Libreville le 21 Décembre 2025, Journal l’ombre.com- Au moment où la Transition va à son terme, on peut considérer le Conseil des ministres du 18 décembre 2025 comme un point majeur qui vient insuffler des normes politiques nouvelles et exigeantes dans plusieurs secteurs tels que la Fiscalité, la reprise en main des ressources stratégiques, la souveraineté économique, la digitalisation accélérée de l’État et une rigoureuse discipline administrative : À cet effet , le communiqué final a tracé un nouveau cadre de gouvernance qui définitivement se démarque des pratiques d’hier et ainsi, il définit les codes qui désormais vont régir les rapports entre l’État et les citoyens.
Par Obame D’EBOMANE
On peut affirmer que le président Brice Clotaire Oligui Nguema a réuni le dernier Conseil des ministres de l’année 2025 et que ce dernier confirme de manière définitive l’entrée du Gabon dans le tout dernier virage de l’ ère de la Transition politique. Car avec l’installation du Bureau du Sénat, la mise en place prochaine de la Cour constitutionnelle, celle du Conseil économique, social, environnemental et culturel, de même que la formation du futur gouvernement, nous sommes là sur le dernier palier qui mène vers un rétablissement constitutionnel total et sans ambiguïté. Et à ce stade, il est du devoir de tous de s’impliquer pleinement et sans réserve en toute responsabilité.

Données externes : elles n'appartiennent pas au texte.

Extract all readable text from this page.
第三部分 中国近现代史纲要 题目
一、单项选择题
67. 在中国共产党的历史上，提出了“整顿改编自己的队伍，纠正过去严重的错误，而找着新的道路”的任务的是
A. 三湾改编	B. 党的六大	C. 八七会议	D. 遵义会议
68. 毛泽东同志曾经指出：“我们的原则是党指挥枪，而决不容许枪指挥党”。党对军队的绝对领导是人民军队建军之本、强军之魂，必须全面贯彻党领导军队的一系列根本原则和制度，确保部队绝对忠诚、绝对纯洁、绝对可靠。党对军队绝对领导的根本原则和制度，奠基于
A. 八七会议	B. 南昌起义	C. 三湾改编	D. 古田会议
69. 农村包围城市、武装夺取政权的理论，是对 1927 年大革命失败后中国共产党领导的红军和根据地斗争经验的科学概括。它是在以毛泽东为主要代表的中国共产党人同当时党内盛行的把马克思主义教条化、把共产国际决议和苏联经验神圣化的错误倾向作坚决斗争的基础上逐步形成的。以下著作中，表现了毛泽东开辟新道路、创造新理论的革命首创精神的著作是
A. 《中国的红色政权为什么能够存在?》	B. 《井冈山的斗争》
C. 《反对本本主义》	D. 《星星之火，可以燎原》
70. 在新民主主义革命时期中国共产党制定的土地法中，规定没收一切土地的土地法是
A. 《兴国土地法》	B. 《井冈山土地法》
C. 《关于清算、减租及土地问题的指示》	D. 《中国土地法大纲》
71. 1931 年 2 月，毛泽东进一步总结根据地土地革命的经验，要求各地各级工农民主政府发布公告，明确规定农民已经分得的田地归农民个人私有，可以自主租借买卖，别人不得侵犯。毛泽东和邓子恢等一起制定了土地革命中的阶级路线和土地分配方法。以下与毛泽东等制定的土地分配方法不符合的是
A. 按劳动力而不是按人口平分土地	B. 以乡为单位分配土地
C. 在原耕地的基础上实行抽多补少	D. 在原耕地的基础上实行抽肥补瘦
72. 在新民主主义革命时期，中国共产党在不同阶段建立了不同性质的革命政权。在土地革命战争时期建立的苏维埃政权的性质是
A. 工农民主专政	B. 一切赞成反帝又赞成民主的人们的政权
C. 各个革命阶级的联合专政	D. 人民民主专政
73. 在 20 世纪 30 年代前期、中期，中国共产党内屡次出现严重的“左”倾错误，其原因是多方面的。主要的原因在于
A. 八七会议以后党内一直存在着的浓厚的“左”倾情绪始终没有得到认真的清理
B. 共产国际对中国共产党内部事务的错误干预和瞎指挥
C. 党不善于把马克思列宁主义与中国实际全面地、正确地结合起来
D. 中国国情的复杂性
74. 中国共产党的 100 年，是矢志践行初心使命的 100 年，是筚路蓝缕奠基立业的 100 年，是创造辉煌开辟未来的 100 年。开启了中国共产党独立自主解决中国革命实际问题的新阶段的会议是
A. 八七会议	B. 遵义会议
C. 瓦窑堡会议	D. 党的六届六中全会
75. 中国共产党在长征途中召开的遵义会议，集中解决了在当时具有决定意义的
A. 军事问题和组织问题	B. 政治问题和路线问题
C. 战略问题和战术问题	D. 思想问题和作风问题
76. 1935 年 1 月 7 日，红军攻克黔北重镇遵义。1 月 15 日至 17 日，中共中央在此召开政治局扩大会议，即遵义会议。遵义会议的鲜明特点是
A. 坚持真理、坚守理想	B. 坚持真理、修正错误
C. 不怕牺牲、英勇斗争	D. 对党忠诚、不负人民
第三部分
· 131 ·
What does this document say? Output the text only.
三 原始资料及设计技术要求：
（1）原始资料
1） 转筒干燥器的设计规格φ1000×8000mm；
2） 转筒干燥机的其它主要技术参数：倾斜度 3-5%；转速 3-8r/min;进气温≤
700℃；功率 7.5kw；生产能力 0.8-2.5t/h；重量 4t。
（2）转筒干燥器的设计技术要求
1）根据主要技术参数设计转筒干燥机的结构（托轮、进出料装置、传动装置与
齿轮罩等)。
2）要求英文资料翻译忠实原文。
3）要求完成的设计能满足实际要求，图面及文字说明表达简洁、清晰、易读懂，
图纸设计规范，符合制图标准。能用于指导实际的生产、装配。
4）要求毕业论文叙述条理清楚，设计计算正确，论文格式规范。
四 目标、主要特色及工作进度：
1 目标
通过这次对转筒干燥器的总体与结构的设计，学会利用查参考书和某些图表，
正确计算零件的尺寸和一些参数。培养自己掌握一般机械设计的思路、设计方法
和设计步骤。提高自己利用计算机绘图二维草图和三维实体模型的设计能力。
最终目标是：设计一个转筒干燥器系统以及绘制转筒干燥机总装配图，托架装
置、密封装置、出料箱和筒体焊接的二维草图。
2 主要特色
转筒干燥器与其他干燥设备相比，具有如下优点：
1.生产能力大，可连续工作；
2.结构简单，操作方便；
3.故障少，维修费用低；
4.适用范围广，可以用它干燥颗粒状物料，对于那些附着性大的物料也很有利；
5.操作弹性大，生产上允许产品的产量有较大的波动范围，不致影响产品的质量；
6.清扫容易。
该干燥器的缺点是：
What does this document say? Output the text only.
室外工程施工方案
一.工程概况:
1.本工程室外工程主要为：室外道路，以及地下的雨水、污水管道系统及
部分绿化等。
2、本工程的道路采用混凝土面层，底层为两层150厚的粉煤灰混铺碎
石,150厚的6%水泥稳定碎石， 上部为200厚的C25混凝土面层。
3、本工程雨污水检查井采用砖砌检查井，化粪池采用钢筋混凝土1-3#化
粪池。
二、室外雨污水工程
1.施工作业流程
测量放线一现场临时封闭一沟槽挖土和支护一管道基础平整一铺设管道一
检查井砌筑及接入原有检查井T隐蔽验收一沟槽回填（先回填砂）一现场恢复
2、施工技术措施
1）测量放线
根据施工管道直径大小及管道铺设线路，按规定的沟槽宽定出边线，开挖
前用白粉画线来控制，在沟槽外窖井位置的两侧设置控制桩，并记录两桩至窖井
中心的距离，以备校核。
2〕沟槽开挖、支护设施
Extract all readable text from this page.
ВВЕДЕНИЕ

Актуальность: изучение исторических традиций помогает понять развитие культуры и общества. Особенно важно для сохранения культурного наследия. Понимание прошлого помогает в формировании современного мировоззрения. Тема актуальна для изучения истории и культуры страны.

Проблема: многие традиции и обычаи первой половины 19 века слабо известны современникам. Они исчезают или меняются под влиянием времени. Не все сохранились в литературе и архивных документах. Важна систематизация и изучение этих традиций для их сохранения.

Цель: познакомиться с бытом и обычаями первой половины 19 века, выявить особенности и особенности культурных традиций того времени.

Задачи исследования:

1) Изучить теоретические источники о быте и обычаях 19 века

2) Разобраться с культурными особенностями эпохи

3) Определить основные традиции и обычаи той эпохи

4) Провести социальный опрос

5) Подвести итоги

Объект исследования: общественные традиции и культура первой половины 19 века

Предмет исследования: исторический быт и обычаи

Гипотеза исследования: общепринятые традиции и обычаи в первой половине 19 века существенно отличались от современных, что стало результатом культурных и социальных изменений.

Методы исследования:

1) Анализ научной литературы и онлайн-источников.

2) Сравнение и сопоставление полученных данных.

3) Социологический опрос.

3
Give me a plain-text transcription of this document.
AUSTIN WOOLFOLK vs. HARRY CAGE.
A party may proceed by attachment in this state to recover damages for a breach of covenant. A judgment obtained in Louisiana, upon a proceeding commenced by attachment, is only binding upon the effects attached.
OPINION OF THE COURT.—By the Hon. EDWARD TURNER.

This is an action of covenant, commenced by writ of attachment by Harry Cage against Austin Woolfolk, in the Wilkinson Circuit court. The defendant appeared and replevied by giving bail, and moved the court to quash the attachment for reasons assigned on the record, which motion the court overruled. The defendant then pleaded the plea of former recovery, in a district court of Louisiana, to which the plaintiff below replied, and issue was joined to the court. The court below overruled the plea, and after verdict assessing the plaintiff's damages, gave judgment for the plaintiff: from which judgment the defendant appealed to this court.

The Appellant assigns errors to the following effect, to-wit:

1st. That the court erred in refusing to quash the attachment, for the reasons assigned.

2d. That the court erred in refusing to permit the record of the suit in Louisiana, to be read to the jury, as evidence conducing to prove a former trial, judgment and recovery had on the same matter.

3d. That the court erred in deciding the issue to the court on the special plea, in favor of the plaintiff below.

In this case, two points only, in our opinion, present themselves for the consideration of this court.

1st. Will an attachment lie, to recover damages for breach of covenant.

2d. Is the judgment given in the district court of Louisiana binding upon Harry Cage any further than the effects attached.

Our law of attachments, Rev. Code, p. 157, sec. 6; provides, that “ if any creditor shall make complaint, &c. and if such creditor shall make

La taxe forfaitaire d’habitation a soulevé des échanges houleux qui ont fini par faire imposer un cadrage politique explicite. Et à ce propos , Brice Clothaire Oligui Nguema a reconnu les possibles risques de fraude, notamment liés aux trafics de compteurs, et ainsi il a ordonné un renforcement strict des mécanismes de contrôle. Et il a surtout insisté sur la nécessité d’une affectation transparente et traçable des recettes. Cette condition sera indispensable pour convaincre les populations que cette contribution fiscale servira effectivement à améliorer les services publics de proximité et le cadre de vie.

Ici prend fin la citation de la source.